The advantage of such an abstraction is that you can simply treat the options as regular actions and solve the high-level problem as you would any MDP provided you support variable discounts. The generative interface offers a simple way to combine an MDP with some an arbitrary set of options provided the solver doesn't assume constant discounts.
struct OptionSMDP{S, A, OPT} <: MDP{S, OPT}
mdp::MDP{S, A}
end
abstract type Option <: Policy end
function action(option::Option, s) end
function actions(option::Option) end
function terminate(option::Option, s, rng) end
function POMDPs.gen(om::OptionSMDP, s, option, rng)
cumr = 0.0
disc = 1.0
for (s, a, r, sp) in stepthrough(om.mdp, option, "s,a,r,sp", rng=rng)
cumr += r * disc
disc *= discount(om.mdp)
if terminate(option, s, rng)
break
end
end
return (sp=sp, r=cumr, disc=disc)
end
Alternatively, you could augment the underlying MDP to keep track of options. This would allow you to simulate the MDP as you would normally but doesn't provide you much in the way of abstraction.
const StateOption = NamedTuple{(:state, :option), Tuple{S, O}} where {S, O}
const ActionOption = NamedTuple{(:action, :option), Tuple{A, O}} where {A, O}
struct OptionMDP{S, A, O} <: MDP{StateOption{S, O}, ActionOption{A, O}}
mdp::MDP{S, A}
end
abstract type OptionPolicy <: Policy end
function action(policy::OptionPolicy, s::StateOption, rng::AbstractRNG)
o = s.option
if terminate(s.option, s.state, rng)
o = option(policy, s.state)
end
return ActionOption(action(o, s.state), o)

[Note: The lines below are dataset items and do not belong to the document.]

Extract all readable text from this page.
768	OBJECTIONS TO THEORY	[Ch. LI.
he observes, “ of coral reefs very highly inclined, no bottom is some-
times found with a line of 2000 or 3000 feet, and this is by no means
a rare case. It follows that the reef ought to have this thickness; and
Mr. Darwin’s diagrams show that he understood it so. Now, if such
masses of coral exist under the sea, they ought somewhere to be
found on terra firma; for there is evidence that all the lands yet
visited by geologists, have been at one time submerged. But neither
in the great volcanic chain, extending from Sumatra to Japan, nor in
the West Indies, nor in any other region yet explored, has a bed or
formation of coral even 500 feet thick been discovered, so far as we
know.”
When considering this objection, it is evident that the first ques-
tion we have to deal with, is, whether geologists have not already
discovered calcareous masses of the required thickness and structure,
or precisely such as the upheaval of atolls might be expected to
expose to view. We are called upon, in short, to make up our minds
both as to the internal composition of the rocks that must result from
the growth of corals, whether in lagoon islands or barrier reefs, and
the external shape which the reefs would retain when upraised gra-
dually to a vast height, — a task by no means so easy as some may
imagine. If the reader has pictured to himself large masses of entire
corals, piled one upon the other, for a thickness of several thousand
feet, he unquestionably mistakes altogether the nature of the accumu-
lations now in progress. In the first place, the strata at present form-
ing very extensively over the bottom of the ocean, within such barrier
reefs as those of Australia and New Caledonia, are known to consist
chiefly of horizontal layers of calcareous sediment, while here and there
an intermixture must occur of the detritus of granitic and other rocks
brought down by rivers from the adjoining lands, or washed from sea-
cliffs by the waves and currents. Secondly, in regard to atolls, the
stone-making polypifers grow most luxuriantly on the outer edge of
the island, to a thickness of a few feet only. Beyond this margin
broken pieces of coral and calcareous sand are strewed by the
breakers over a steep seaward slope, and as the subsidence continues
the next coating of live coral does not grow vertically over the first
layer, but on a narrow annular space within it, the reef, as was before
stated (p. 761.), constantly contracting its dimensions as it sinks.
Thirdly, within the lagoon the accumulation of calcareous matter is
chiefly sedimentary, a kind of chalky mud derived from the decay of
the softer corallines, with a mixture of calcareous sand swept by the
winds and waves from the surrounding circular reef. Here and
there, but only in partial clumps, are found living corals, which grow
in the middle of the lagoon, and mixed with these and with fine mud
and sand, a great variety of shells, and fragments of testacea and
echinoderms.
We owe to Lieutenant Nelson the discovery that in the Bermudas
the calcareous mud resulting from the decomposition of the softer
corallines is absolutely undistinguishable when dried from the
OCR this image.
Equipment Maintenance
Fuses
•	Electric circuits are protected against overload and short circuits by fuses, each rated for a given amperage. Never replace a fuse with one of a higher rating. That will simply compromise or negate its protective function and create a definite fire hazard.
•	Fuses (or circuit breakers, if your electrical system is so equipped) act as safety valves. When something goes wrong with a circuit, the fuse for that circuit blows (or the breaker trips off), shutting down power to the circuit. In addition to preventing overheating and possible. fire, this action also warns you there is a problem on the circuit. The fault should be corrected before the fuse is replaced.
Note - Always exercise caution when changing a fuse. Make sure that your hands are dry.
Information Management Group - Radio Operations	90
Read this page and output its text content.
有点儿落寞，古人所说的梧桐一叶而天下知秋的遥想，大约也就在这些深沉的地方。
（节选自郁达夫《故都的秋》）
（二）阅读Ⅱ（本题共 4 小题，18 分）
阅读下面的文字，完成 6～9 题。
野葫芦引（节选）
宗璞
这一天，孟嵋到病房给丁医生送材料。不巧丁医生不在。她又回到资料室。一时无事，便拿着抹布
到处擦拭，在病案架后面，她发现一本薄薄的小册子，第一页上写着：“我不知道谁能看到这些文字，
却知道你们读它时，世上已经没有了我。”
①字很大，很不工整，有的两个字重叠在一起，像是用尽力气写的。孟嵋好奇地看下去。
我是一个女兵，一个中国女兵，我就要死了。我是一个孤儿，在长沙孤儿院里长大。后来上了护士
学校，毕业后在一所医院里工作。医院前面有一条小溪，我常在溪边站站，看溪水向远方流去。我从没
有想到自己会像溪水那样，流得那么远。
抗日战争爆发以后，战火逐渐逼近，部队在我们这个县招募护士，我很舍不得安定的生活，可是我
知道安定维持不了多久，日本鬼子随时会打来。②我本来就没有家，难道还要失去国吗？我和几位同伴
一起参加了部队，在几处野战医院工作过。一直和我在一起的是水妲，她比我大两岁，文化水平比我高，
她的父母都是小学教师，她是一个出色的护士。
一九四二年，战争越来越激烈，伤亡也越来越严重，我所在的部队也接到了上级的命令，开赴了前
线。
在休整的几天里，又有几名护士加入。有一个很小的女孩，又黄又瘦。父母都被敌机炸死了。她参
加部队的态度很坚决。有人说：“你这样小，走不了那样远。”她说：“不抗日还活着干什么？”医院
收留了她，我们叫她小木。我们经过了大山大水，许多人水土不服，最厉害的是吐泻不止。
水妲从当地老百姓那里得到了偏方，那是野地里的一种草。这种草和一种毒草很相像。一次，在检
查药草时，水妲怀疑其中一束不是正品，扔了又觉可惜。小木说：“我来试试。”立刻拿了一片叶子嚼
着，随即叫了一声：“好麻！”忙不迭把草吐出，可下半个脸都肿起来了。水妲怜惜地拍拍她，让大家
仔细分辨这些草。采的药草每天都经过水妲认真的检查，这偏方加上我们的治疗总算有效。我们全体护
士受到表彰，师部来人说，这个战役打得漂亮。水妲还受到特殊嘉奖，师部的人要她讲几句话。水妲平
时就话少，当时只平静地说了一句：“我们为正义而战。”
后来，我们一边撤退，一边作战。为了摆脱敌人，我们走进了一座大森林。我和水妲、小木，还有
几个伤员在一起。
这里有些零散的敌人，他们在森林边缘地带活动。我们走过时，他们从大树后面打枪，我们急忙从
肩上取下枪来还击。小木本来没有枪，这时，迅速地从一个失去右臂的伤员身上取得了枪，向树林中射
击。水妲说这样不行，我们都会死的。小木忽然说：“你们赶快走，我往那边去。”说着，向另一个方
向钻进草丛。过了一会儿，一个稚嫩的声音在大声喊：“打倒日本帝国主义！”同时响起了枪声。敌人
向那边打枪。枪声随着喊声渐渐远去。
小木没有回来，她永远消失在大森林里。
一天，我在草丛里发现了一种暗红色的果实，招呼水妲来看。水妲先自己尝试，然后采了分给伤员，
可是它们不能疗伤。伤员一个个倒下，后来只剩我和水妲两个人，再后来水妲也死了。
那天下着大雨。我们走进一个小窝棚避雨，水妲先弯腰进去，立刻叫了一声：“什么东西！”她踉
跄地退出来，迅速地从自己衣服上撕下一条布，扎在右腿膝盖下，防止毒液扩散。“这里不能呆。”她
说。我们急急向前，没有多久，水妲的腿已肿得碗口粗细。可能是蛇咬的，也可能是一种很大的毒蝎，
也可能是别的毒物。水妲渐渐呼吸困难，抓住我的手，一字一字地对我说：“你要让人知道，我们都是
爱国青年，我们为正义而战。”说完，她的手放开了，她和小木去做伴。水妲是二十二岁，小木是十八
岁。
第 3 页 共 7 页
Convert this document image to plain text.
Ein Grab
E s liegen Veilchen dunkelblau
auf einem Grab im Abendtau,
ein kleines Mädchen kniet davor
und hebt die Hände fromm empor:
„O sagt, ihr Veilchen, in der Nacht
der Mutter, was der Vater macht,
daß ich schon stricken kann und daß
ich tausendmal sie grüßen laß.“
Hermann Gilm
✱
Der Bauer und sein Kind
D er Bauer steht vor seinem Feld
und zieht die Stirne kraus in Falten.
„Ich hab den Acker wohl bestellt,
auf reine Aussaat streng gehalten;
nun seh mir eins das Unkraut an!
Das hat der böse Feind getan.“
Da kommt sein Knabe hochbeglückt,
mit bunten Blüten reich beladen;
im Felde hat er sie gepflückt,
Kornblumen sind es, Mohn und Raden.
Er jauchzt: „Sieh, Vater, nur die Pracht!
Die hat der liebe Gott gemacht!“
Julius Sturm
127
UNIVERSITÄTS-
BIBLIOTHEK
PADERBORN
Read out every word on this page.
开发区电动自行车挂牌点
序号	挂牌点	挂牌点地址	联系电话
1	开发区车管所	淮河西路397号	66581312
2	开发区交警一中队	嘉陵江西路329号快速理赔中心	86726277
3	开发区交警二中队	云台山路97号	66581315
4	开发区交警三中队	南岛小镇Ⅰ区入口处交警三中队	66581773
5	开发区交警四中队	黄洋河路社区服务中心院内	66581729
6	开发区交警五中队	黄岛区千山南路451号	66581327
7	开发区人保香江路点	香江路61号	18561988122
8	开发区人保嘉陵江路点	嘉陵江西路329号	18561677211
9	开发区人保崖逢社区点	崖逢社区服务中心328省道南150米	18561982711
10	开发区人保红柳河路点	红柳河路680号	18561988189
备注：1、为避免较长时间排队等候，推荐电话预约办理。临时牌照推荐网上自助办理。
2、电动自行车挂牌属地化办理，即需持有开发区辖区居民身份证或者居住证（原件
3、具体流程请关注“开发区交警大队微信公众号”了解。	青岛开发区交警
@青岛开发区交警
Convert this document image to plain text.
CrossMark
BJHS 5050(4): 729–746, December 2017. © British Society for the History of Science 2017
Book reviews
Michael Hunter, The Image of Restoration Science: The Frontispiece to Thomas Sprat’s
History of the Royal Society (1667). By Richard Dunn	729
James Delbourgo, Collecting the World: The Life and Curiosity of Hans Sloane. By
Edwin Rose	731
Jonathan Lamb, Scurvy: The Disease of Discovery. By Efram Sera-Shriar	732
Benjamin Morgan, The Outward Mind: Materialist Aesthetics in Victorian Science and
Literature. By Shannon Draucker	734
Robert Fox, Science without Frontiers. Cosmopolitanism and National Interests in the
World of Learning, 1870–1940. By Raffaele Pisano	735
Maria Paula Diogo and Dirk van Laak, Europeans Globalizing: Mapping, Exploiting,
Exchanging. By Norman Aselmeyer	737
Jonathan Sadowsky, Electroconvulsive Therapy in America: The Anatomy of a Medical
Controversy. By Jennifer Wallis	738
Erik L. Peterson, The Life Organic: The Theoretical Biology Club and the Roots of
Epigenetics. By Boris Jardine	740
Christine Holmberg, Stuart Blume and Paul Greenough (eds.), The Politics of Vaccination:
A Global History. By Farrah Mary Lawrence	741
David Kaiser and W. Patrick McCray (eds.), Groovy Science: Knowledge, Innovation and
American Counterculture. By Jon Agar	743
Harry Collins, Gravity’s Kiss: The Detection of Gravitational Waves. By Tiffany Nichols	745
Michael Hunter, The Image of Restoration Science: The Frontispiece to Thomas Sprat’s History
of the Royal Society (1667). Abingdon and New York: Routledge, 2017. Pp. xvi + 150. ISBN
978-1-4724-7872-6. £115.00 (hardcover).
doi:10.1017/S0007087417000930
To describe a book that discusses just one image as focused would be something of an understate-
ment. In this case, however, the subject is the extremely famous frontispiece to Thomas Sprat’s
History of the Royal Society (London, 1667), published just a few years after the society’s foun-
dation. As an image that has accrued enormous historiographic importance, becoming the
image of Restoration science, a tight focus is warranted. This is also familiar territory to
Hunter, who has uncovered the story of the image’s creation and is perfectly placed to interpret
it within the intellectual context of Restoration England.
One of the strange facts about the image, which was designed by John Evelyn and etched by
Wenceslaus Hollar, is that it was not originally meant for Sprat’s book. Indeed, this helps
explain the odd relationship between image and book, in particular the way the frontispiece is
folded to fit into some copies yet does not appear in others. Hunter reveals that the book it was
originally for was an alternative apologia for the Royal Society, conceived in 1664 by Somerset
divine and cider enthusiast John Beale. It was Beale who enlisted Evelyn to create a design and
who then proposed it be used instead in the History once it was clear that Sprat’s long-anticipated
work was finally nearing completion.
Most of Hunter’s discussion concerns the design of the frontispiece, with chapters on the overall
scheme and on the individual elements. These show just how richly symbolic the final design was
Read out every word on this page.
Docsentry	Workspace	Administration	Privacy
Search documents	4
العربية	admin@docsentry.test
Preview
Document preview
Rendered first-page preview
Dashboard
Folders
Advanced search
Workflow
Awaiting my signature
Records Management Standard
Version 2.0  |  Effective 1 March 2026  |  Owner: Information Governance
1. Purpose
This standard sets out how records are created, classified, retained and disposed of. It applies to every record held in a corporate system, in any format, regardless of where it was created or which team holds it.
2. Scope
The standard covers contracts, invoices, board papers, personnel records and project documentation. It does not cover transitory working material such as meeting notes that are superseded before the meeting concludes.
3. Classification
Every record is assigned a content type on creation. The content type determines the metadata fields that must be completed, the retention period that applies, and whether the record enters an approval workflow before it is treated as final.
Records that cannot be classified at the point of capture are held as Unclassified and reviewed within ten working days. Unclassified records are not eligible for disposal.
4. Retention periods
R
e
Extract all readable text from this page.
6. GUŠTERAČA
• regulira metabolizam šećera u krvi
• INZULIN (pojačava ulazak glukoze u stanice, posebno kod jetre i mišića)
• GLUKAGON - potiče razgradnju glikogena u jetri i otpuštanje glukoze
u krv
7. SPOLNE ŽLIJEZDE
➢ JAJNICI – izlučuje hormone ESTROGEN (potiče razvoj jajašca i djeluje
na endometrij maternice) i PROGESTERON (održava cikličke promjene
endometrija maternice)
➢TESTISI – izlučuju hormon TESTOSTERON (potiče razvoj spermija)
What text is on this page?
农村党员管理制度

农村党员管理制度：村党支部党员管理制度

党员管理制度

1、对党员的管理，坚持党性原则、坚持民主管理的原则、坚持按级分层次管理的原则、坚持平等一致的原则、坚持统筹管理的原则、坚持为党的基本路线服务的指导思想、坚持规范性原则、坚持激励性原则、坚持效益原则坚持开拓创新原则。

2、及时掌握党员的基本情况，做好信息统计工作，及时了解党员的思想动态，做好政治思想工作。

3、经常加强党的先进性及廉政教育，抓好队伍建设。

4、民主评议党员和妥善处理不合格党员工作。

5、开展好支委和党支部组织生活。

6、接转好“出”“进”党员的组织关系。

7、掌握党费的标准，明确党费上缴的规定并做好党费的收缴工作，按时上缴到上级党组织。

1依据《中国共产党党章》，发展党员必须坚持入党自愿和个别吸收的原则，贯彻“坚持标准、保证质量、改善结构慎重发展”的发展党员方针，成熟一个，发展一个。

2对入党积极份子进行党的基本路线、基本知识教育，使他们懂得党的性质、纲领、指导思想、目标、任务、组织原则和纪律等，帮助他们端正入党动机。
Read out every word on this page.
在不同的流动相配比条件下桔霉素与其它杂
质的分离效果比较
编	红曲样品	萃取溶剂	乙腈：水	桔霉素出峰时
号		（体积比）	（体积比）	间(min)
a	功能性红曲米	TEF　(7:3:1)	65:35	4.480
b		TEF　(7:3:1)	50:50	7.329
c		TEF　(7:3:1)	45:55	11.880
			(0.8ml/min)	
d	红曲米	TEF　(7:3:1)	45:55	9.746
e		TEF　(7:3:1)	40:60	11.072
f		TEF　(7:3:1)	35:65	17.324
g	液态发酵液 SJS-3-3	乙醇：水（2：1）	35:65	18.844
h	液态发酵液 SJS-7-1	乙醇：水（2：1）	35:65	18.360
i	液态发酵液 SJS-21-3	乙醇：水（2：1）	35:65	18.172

function POMDPs.gen(::DDNNode{:sp}, m::OptionMDP{S, A, O}, s::StateOption{S, O}, a::ActionOption{A, O}) where {S, A, O}
sp = POMDPs.gen(DDNNode(:sp), m.mdp, s.state, a.action)
return StateOption(sp, a.option)
end
Ideally we would be able to support both of these under a single type but whether that is feasible without adding unwanted complexity is not clear. In any case, I think that all that is really needed to permit these kind of extensions elegantly would be to permit variable discounts.